Exemplificativamente, em tempos de tolerância ZERO quanto ao consumo de bebidas alcoólicas associado à condução de veículos automotores, ao fim do mês de abril de 2015, os meios de comunicação noticiaram veredicto proferido pelo Superior Tribunal de Justiça (STJ), considerando lícito o uso da expressão “SEM ÁLCOOL” associada a cerveja que, na realidade, possui teor alcoólico superior a ZERO  [2] (reformando o julgamento anterior do Tribunal de Justiça do Estado do Rio Grande do Sul).

 

No entendimento do STJ (por decisão não unânime), o uso publicitário da expressão “SEM ÁLCOOL” para a cerveja em questão estaria em consonância com sua classificação como “bebida não-alcoólica”, nos termos do Decreto 6.871/2009, que, ao regulamentar a Lei n.
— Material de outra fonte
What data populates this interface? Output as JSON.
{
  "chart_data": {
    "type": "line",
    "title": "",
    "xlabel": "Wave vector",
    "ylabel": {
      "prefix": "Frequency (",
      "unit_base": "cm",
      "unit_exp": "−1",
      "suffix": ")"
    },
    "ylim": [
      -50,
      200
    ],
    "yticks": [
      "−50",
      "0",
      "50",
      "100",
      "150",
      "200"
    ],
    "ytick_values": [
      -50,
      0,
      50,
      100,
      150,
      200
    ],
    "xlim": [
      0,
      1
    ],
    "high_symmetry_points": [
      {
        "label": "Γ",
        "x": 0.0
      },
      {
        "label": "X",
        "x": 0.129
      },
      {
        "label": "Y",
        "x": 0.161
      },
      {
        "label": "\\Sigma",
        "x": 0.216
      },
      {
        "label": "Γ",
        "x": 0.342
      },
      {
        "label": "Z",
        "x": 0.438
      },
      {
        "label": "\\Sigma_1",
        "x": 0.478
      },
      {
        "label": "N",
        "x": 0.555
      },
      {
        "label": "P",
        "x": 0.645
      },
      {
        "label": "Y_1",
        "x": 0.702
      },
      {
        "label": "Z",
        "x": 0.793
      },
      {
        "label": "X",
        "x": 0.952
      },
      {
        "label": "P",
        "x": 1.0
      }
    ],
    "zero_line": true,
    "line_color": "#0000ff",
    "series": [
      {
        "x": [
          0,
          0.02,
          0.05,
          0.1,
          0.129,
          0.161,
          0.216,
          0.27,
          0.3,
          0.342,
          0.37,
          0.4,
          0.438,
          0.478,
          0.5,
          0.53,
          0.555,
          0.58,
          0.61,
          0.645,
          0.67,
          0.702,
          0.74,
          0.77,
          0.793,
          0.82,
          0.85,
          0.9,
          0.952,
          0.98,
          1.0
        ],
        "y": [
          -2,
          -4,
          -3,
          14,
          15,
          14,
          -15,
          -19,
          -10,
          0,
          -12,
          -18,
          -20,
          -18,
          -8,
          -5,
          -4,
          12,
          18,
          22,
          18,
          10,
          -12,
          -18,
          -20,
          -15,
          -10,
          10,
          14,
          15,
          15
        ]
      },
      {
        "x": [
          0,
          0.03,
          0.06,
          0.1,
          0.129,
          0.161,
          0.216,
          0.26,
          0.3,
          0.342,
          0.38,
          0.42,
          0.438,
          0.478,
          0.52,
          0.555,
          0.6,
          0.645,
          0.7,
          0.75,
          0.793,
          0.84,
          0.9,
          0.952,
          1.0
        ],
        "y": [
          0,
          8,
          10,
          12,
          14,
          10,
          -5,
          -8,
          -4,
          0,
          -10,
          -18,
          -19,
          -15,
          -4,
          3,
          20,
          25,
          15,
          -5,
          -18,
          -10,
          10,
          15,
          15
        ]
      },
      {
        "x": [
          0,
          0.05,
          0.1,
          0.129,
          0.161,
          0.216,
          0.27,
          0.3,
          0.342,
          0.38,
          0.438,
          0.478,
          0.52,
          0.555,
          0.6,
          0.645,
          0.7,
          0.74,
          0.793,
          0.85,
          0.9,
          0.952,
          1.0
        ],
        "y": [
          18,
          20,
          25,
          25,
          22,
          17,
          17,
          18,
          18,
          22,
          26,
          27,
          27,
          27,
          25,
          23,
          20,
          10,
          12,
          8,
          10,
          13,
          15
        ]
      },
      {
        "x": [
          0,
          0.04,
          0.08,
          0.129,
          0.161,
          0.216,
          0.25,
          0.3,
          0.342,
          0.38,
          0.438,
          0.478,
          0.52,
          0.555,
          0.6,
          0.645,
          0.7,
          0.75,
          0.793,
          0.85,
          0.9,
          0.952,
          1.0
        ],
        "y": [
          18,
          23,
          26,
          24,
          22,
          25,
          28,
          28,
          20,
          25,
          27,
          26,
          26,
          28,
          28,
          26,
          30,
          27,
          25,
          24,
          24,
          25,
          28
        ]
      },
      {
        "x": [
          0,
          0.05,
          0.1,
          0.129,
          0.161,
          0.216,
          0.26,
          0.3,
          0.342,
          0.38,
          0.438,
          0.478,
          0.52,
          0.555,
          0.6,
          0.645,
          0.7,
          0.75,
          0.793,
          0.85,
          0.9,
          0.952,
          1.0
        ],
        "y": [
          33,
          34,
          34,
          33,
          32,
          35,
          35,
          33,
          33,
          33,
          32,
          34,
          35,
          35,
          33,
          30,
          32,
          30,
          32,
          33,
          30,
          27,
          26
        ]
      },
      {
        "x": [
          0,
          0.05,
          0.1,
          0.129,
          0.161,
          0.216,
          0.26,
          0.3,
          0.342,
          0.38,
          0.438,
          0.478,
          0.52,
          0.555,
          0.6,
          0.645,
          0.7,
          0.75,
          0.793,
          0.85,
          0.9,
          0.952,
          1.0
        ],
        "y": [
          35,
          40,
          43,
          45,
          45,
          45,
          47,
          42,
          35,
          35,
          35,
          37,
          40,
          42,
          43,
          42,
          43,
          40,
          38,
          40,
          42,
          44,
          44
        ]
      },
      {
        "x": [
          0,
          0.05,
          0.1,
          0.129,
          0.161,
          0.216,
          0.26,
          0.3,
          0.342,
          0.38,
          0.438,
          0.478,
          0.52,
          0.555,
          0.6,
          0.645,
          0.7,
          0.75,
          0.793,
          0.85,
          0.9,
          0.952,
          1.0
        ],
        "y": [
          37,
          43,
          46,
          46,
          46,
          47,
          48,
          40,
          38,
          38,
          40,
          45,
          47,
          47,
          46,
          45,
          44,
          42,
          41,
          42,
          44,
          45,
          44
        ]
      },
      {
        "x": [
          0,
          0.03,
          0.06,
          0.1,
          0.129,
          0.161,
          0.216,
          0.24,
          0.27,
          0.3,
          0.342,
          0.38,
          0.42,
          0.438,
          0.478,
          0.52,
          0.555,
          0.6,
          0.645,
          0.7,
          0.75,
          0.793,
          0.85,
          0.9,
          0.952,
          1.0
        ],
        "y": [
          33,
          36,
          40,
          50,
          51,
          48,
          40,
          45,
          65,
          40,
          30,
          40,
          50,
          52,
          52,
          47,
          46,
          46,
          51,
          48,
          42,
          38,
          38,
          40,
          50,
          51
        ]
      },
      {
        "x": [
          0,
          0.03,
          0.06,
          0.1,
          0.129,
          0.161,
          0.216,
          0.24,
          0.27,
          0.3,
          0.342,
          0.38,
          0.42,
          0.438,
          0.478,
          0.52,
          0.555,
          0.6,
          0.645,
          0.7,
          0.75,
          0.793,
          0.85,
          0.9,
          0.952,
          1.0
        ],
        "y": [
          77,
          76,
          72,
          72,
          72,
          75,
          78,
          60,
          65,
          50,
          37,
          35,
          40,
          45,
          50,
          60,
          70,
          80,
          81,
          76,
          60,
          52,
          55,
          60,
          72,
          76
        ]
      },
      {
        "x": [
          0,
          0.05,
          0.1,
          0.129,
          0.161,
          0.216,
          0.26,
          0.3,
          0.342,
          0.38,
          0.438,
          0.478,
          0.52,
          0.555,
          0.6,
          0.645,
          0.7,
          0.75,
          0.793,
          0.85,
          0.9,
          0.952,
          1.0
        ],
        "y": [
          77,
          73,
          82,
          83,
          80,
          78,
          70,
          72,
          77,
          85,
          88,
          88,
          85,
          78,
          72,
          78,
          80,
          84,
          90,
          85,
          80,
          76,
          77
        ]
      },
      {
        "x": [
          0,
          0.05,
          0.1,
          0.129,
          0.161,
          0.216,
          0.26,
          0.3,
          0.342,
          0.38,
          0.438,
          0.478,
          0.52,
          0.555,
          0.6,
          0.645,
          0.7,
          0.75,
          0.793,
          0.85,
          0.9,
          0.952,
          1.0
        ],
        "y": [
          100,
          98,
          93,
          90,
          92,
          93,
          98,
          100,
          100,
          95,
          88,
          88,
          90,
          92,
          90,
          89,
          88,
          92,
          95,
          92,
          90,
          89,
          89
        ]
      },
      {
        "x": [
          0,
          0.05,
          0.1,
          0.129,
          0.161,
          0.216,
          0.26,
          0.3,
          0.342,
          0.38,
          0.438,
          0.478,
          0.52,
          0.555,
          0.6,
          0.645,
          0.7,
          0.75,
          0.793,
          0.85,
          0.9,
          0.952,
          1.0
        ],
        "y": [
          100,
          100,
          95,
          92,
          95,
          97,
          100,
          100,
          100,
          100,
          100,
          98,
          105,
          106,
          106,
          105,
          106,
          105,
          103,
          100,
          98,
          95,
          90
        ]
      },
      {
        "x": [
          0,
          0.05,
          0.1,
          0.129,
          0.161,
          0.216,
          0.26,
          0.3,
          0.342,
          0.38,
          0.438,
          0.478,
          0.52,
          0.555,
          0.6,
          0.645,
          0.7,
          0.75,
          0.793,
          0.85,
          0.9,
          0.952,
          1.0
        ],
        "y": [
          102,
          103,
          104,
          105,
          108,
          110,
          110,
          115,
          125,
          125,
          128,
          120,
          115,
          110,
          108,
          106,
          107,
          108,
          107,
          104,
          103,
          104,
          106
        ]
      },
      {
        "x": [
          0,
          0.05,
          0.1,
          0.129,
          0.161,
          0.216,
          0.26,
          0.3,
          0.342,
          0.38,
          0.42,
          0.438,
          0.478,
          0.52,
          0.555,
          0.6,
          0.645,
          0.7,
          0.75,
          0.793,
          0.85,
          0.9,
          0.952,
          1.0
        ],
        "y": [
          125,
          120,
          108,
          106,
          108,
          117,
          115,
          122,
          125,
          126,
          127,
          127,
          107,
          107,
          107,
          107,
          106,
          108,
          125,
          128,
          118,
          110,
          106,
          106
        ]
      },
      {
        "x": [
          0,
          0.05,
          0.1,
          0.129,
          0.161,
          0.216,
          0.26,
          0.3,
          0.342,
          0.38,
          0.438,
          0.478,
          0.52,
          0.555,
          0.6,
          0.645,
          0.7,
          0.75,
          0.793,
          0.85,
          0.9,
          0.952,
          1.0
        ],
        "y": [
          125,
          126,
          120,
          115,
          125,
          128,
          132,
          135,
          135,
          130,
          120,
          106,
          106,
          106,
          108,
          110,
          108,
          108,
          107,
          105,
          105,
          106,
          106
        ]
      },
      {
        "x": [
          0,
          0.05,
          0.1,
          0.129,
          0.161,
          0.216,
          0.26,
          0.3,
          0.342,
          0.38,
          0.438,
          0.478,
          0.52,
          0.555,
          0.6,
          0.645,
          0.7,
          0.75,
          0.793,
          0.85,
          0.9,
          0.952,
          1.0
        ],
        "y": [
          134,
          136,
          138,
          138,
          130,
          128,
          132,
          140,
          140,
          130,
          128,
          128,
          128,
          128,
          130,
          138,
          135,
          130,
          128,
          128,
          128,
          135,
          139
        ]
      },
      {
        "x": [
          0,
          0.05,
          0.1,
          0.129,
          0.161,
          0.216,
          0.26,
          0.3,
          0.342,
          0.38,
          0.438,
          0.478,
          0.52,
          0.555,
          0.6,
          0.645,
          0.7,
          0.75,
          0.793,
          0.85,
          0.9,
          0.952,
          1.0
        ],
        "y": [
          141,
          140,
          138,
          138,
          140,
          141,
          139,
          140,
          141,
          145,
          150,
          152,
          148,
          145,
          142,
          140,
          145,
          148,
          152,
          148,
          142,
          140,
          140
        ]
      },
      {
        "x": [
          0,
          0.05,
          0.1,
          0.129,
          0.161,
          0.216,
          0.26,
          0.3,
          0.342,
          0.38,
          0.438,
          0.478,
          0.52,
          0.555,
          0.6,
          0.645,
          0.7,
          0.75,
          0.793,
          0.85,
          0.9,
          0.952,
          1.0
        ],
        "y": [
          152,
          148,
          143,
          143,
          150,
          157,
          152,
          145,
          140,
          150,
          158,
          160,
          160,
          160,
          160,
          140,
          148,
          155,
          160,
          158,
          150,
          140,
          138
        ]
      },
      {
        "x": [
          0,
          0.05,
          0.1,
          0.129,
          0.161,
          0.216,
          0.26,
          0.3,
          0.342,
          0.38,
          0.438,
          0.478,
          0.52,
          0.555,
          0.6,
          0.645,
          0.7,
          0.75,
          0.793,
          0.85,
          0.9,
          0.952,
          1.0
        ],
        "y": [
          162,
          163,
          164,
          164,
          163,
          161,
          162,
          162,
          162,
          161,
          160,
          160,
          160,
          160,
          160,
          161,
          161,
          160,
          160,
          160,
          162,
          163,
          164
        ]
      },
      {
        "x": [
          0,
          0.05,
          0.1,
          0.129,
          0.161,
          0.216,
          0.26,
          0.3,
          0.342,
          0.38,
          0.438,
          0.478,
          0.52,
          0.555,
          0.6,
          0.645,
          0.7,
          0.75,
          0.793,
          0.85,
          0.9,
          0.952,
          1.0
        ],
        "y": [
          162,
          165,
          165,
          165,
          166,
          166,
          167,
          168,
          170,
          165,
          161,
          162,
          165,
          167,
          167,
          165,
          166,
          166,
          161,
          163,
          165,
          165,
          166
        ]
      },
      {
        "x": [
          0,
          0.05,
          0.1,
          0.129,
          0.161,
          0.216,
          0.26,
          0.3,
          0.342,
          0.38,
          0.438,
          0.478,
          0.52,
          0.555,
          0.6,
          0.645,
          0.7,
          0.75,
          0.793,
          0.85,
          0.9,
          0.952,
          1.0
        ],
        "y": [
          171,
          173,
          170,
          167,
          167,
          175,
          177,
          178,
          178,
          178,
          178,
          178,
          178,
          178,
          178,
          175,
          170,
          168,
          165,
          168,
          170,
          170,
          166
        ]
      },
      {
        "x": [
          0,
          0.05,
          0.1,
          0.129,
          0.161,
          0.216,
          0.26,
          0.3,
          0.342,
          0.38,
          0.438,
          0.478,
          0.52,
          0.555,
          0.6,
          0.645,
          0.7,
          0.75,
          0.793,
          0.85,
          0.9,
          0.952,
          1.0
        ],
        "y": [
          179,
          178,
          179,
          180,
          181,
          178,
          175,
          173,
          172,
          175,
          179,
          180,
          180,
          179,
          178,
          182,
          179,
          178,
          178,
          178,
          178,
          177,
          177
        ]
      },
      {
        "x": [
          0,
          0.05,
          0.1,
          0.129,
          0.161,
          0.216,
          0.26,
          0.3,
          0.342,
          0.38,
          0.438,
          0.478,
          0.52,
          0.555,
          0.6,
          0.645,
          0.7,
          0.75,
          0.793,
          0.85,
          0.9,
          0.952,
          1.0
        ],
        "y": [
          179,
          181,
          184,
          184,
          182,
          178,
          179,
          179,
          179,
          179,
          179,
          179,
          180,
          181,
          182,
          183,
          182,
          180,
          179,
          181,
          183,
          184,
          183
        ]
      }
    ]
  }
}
8.918/1994, estipulou a classificação de não-alcoólicas para aquelas bebidas com graduação alcoólica até meio por cento em volume, a vinte graus Celsius, de álcool etílico potável  [3]. O posicionamento vencido sustentava que, na prática, tem-se produto com álcool autorizado a ser comercializado sob a rotulagem de “SEM ÁLCOOL”, com afronta à proteção do CDC contra a publicidade enganosa e abusiva.

 

Entretanto, poucos meses antes, em 26/08/2014 [4], e também em 15/03/2011 [5], o mesmo STJ manifestou entendimento diametralmente oposto ao apreciar litígios envolvendo igualmente uma marca de cerveja, que adotara a mesma expressão com relação ao seu produto - “SEM ÁLCOOL” -, escudando-se na concentração inferior a 0,5% em cada volume. Nesses veredictos, o STJ compreendeu que existiria, sim, ofensa aos direitos dos consumidores quanto à informação clara e adequada acerca do produto, já que a associação da expressão “SEM ÁLCOOL” representaria indicação não veraz.

 

Segundo ilustrado acima, nem sempre se mostra de fácil solução o estabelecimento de equilíbrio entre a liberdade de expressão aplicada ao direito de anunciar produtos e serviços e a necessidade de respeito ao dever de veiculação de uma publicidade clara e adequada.

 

Como bem pontua o professor universitário e desembargador aposentado do Tribunal de Justiça do Estado de São Paulo Rizzatto Nunes, a liberdade de criação e de expressão da publicidade está limitada à ética que dá sustentação à lei. Por isso, não só pode oferecer uma opinião (elemento subjetivo) como deve sempre falar e representar a verdade objetiva do produto e do serviço e suas maneiras de uso, consumo, sua limitação e seus riscos para o consumidor etc. Evidentemente, todas as frases, imagens, sons do anúncio publicitário sofrem a mesma limitação [6].

 

Emana, pois, o papel da advocacia preventiva também como importante ferramenta de contribuição à criação publicitária, visando a proporcionar maior segurança a anunciantes de produtos e serviços no objetivo de adequação à legislação e às interpretações jurisprudenciais.

 

[1] Arts. 6º, incisos III e IV, 31 e 37 da Lei n. 8.078/1990.
[2] REsp 1185323/RS
[3] Decreto n. 6.871/2009
Art. 12. As bebidas serão classificadas em:
I - bebida não-alcoólica: é a bebida com graduação alcoólica até meio por cento em volume, a vinte graus Celsius, de álcool etílico potável, a saber:
a) bebida não fermentada não-alcoólica; ou
b) bebida fermentada não-alcoólica;
[4] AgRg nos EDcl no AREsp 259903/SP
[5] REsp 1181066/RS
[6] NUNES, Rizzatto. Curso de Direito do Consumidor. São Paulo: Saraiva, 2013, p.558.